La pubblicità degli anni Venti, nella sezione intitolata “Tra Avanguardie e Realismo magico”, si fa cubista con la natura morta con selz di Nizzoli per l’aperitivo Campari. Il futurismo, invece, rappresenta se stesso nei manifesti di Fortunato Depero ed Enrico Prampolini per il teatro dell’avanguardia. Incantano le volute di fumo nel manifesto di Robert Berény per Modiano e quelle dell’emancipata Regina, della agenzia francese Maga, citazione del ritratto de La giornalista Silvya Von Harden di Otto Dix. Strappa un sorriso incredulo la pubblicità di una saponetta radioattiva: i coniugi Curie avevano appena scoperto la radioattività, ma non ancora le sue ripercussioni sulla salute.

Nella sezione intitolata “Stile ’25”, che fissa i rapporti tra la grafica pubblicitaria e l’illustrazione minuta, spicca Erberto Carboni. Ricchi e raffinati i suoi manifesti per la Opso (Officina parmense sostanze odorose), nei quali abbondanogli elementi orientaleggianti o i richiami alle decorazioni klimtiane. È la pubblicità dello “Sniaffiocco” di Araca, cottonfioc in rayon soprannominato cotone nazionale, il vero simbolo dell’autarchia.

In sala Carboni si celebra il concetto di “personaggio-idea”, del “pugno in un occhio”. È il nuovo corso della grafica pubblicitaria iniziato nel 1903 da Leonetto Cappiello con il manifesto per Chocolat Klaus.

Il prodotto in sé non è più così centrale. Quel che conta è l’invenzione sorprendente che si utilizza per raccontarlo.

Ecco l’idea del toro per reclamizzare il dado di carne. Dal lavoro individuale si passa alle agenzie pubblicitarie. Fra tutte, Maga, per la quale lavorano Severo Pozzati (Sepo), Marcello Nizzoli e il francese Mauzan, epigono dello stesso Cappiello.

Molti i manifesti dalle dimensioni importanti, ma non mancano quelli formato cartolina.

Li abbiamo esposti quasi tutti senza protezione”, spiega la direttrice Marta Mazza, “perché qualsiasi tipo di vetro avrebbe reso ancora più difficile l’illuminazione. Le sale permettono la presenza di gruppi di massimo venticinque persone. C’è il servizio di guardiania ed è attivo un ottimo impianto di videosorveglianza. Ma confidiamo soprattutto nell’attenzione e nel rispetto dei visitatori.”

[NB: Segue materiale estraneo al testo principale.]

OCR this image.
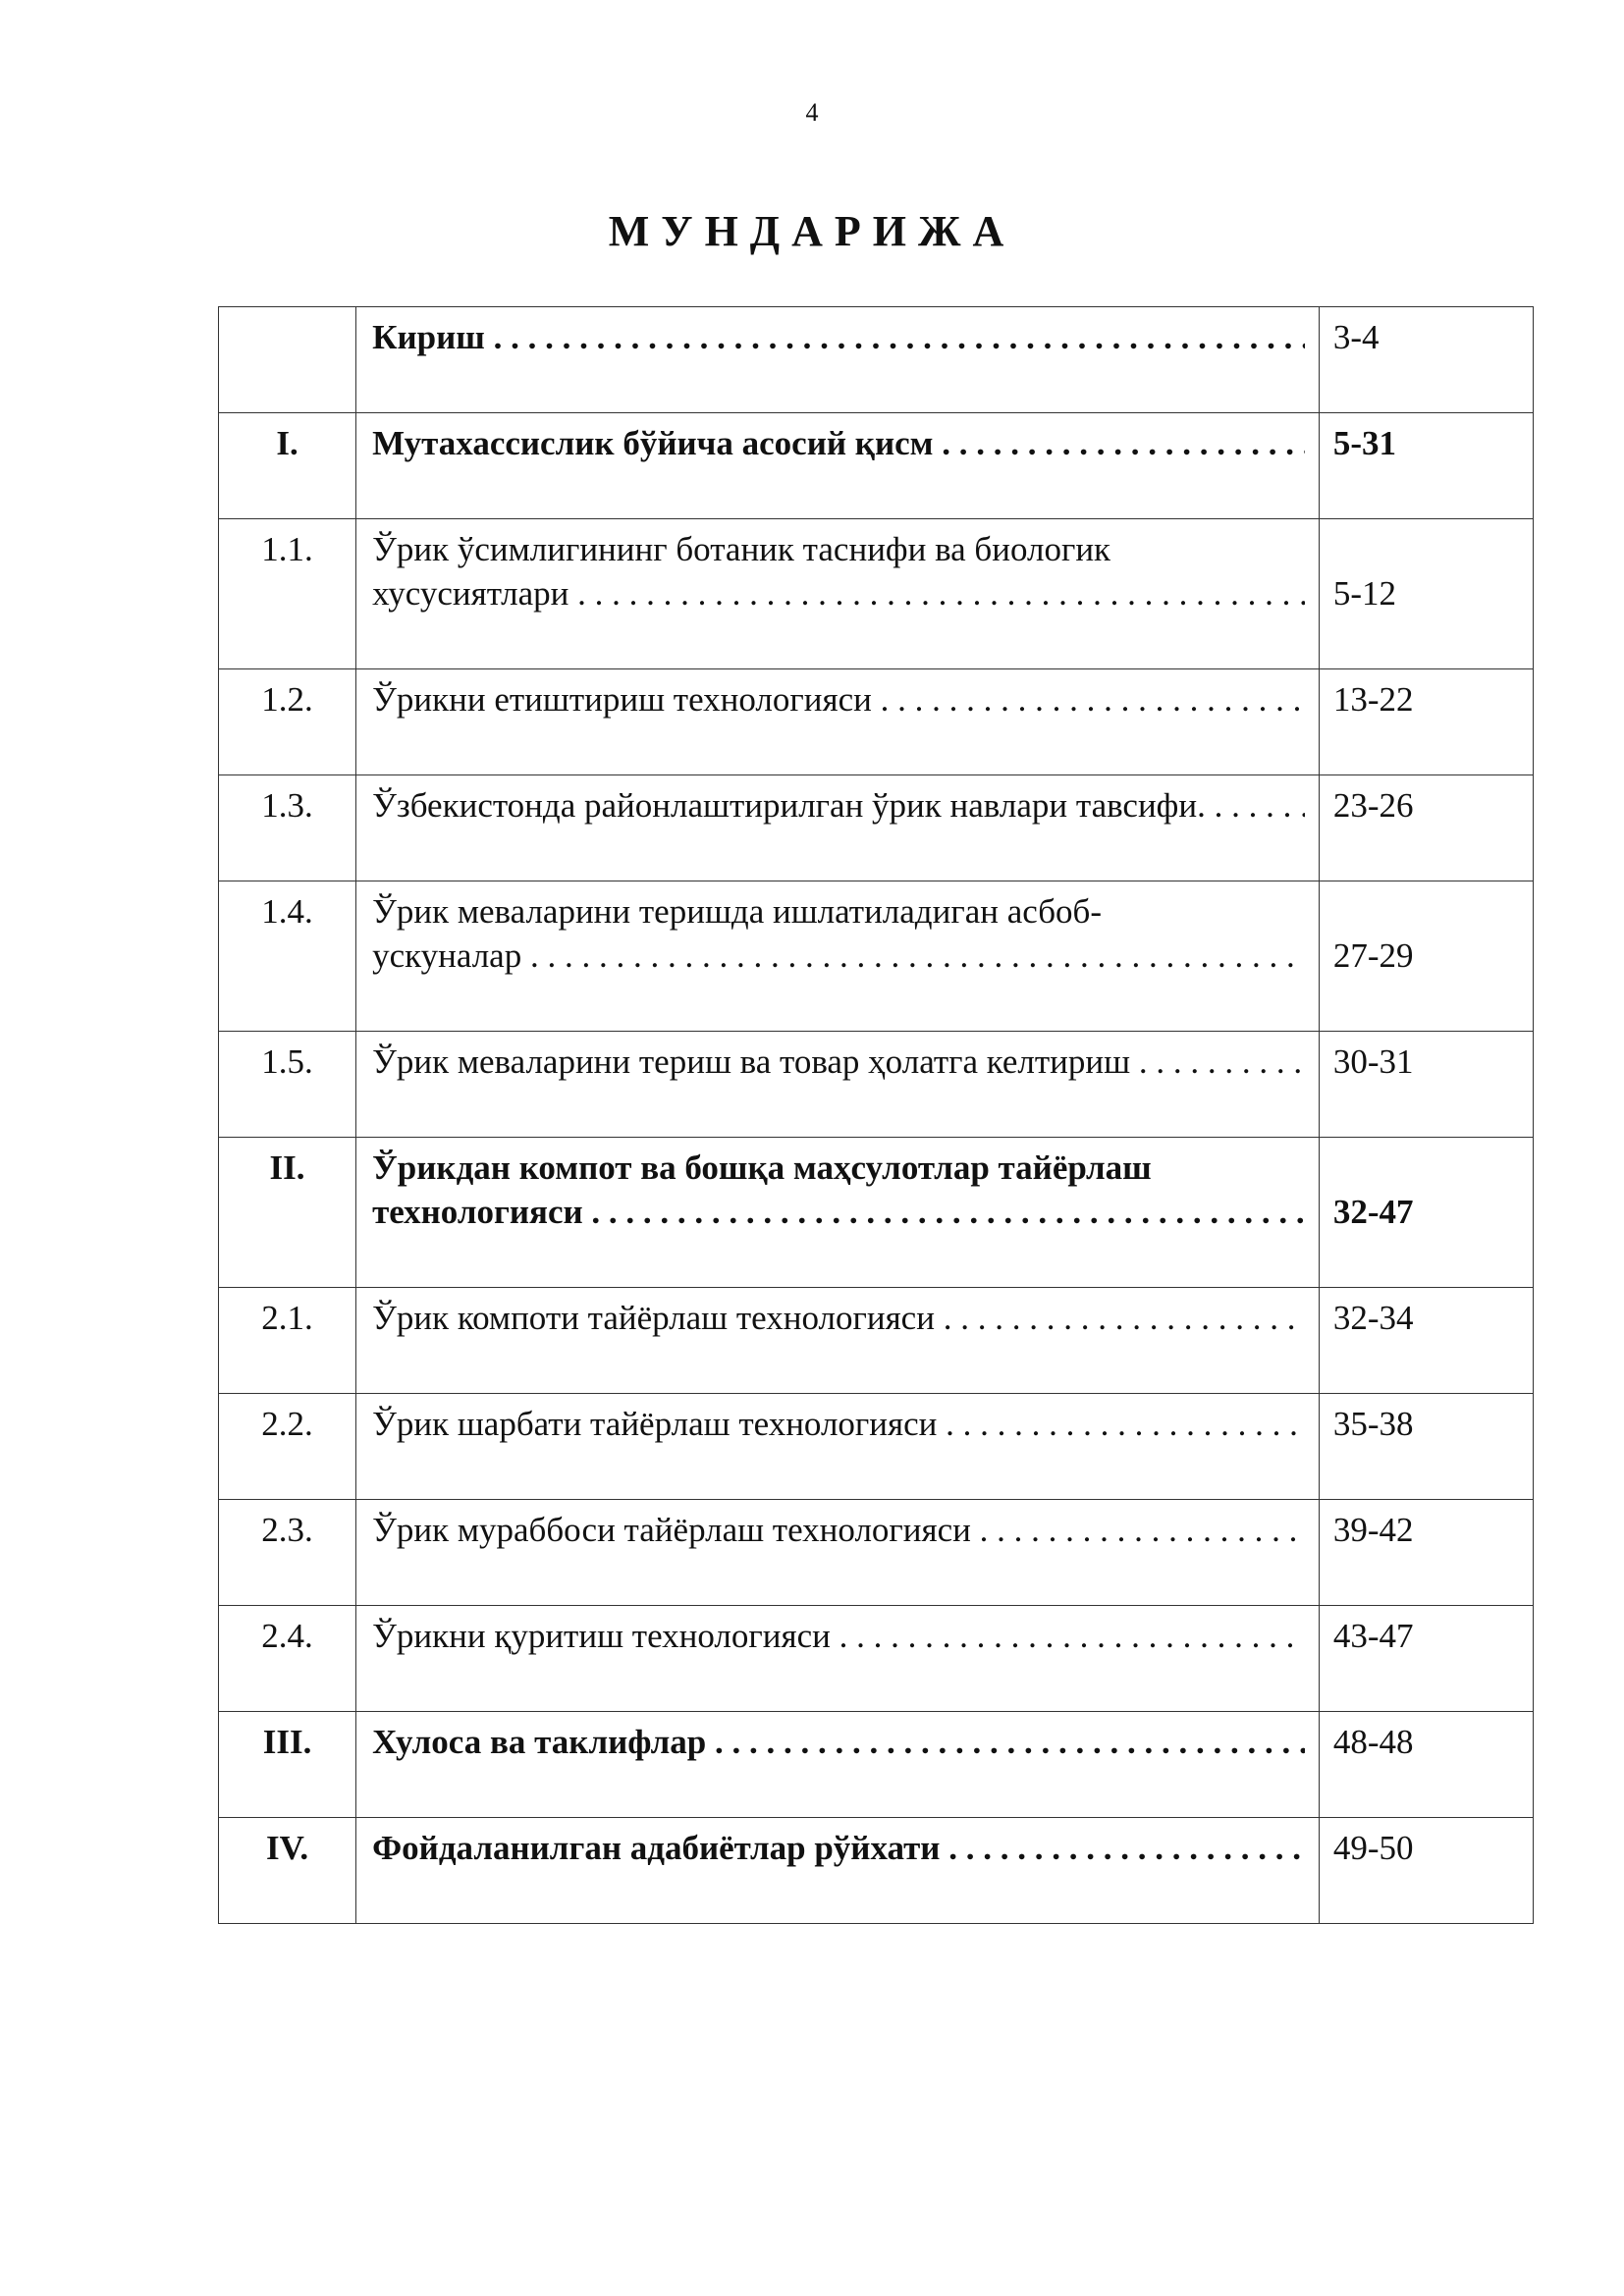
4
МУНДАРИЖА

	Кириш . . .	3-4
I.	Мутахассислик бўйича асосий қисм . . .	5-31
1.1.	Ўрик ўсимлигининг ботаник таснифи ва биологик
хусусиятлари . . .	5-12

1.2.	Ўрикни етиштириш технологияси . . .	13-22
1.3.	Ўзбекистонда районлаштирилган ўрик навлари тавсифи. . . .	23-26
1.4.	Ўрик меваларини теришда ишлатиладиган асбоб-
ускуналар . . .	27-29

1.5.	Ўрик меваларини териш ва товар ҳолатга келтириш . . .	30-31
II.	Ўрикдан компот ва бошқа маҳсулотлар тайёрлаш
технологияси . . .	32-47

2.1.	Ўрик компоти тайёрлаш технологияси . . .	32-34
2.2.	Ўрик шарбати тайёрлаш технологияси . . .	35-38
2.3.	Ўрик мураббоси тайёрлаш технологияси . . .	39-42
2.4.	Ўрикни қуритиш технологияси . . .	43-47
III.	Хулоса ва таклифлар . . .	48-48
IV.	Фойдаланилган адабиётлар рўйхати . . .	49-50
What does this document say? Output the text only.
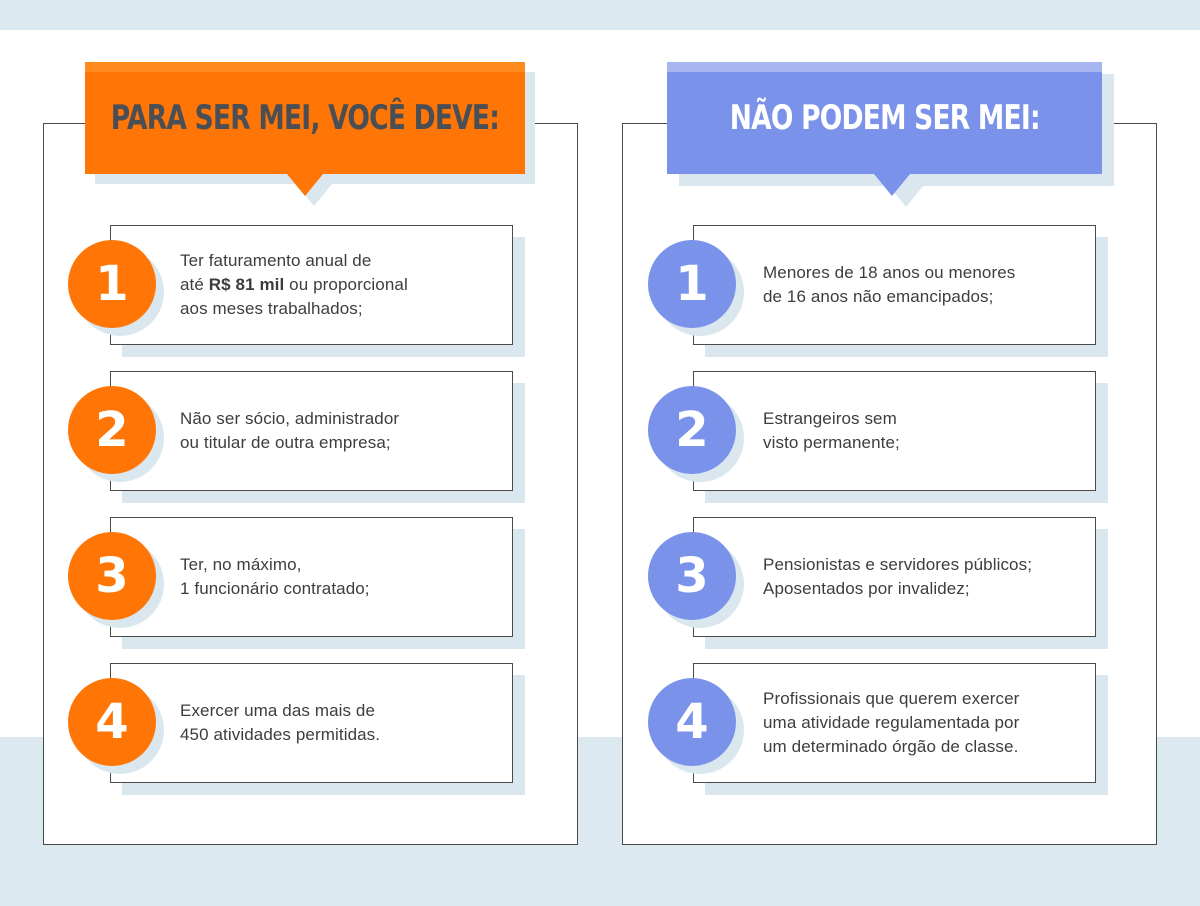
PARA SER MEI, VOCÊ DEVE:
Ter faturamento anual de
até R$ 81 mil ou proporcional
aos meses trabalhados;
1
Não ser sócio, administrador
ou titular de outra empresa;
2
Ter, no máximo,
1 funcionário contratado;
3
Exercer uma das mais de
450 atividades permitidas.
4
NÃO PODEM SER MEI:
Menores de 18 anos ou menores
de 16 anos não emancipados;
1
Estrangeiros sem
visto permanente;
2
Pensionistas e servidores públicos;
Aposentados por invalidez;
3
Profissionais que querem exercer
uma atividade regulamentada por
um determinado órgão de classe.
4
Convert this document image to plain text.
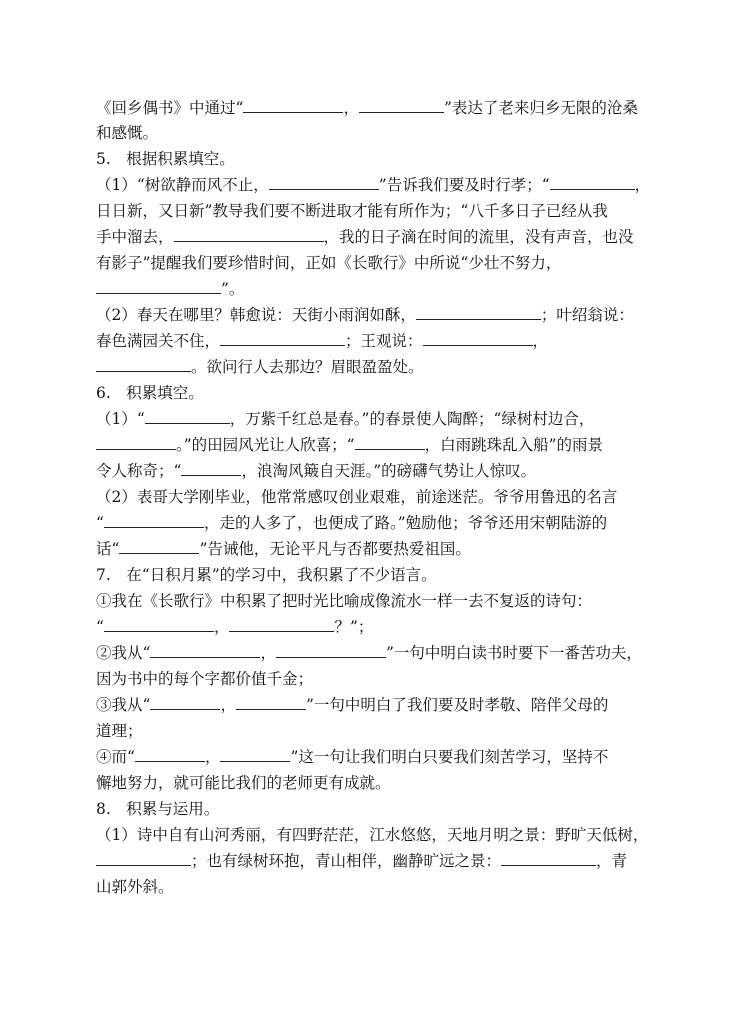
《回乡偶书》中通过“	，	”表达了老来归乡无限的沧桑
和感慨。
5.　根据积累填空。
（1）“树欲静而风不止，	”告诉我们要及时行孝；“	，
日日新，又日新”教导我们要不断进取才能有所作为；“八千多日子已经从我
手中溜去，	，我的日子滴在时间的流里，没有声音，也没
有影子”提醒我们要珍惜时间，正如《长歌行》中所说“少壮不努力，
”。
（2）春天在哪里？韩愈说：天街小雨润如酥，	；叶绍翁说：
春色满园关不住，	；王观说：	，
。欲问行人去那边？眉眼盈盈处。
6.　积累填空。
（1）“	，万紫千红总是春。”的春景使人陶醉；“绿树村边合，
。”的田园风光让人欣喜；“	，白雨跳珠乱入船”的雨景
令人称奇；“	，浪淘风簸自天涯。”的磅礴气势让人惊叹。
（2）表哥大学刚毕业，他常常感叹创业艰难，前途迷茫。爷爷用鲁迅的名言
“	，走的人多了，也便成了路。”勉励他；爷爷还用宋朝陆游的
话“	”告诫他，无论平凡与否都要热爱祖国。
7.　在“日积月累”的学习中，我积累了不少语言。
①我在《长歌行》中积累了把时光比喻成像流水一样一去不复返的诗句：
“	，	？”；
②我从“	，	”一句中明白读书时要下一番苦功夫，
因为书中的每个字都价值千金；
③我从“	，	”一句中明白了我们要及时孝敬、陪伴父母的
道理；
④而“	，	”这一句让我们明白只要我们刻苦学习，坚持不
懈地努力，就可能比我们的老师更有成就。
8.　积累与运用。
（1）诗中自有山河秀丽，有四野茫茫，江水悠悠，天地月明之景：野旷天低树，
；也有绿树环抱，青山相伴，幽静旷远之景：	，青
山郭外斜。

In Sala Grignani sono esposti i manifesti delle ultime due sezioni. In “grafica e fotografia”si indaga il rapporto tra le due tecniche. Era stata la Russia negli anni Venti a sondarne per prima la commistione con il celebre manifesto di Rodchenko per la propaganda del libro. È la fotografia del viso di una donna dalla cui bocca escono scritte tipografiche che si allargano a simboleggiare il megafono. In Italia, è lo svizzero Xanty Schawinsky, transfuga dal Bauhaus, a dare vita ai primi connubi tra fotografia e grafica. Costantino Nivola, invece,realizza la pubblicità commissionata da Olivetti. Due mani femminili, fotografate, entrano nel manifesto per posarsi sui tasti di una modello ’42.

Dopo citazioni e omaggi alle arti maggiori, la mostra si chiude con “basta un sorriso”.

È il tripudio dell’immagine del sorriso femminile vincitore del primo concorso pubblicitario italiano.

È il 1922. Lo lancia Luigi Casoni Dalmonte, fondatore dell’agenzia Acme, che cerca lo slogan per il dentifricio Kaliklor. Nasce così il concetto della donna moderna, consapevole, corporea. Si afferma il modello hollywoodiano di femminilità che perpetuerà, attraverso i manifesti di Gino Boccasile, l’immagine delle “signorine Grandi Firme”: tutte formose, con labbra rosse e denti bianchissimi.

Alla fine è sempre la seduzione l’arma migliore per vendere un prodotto.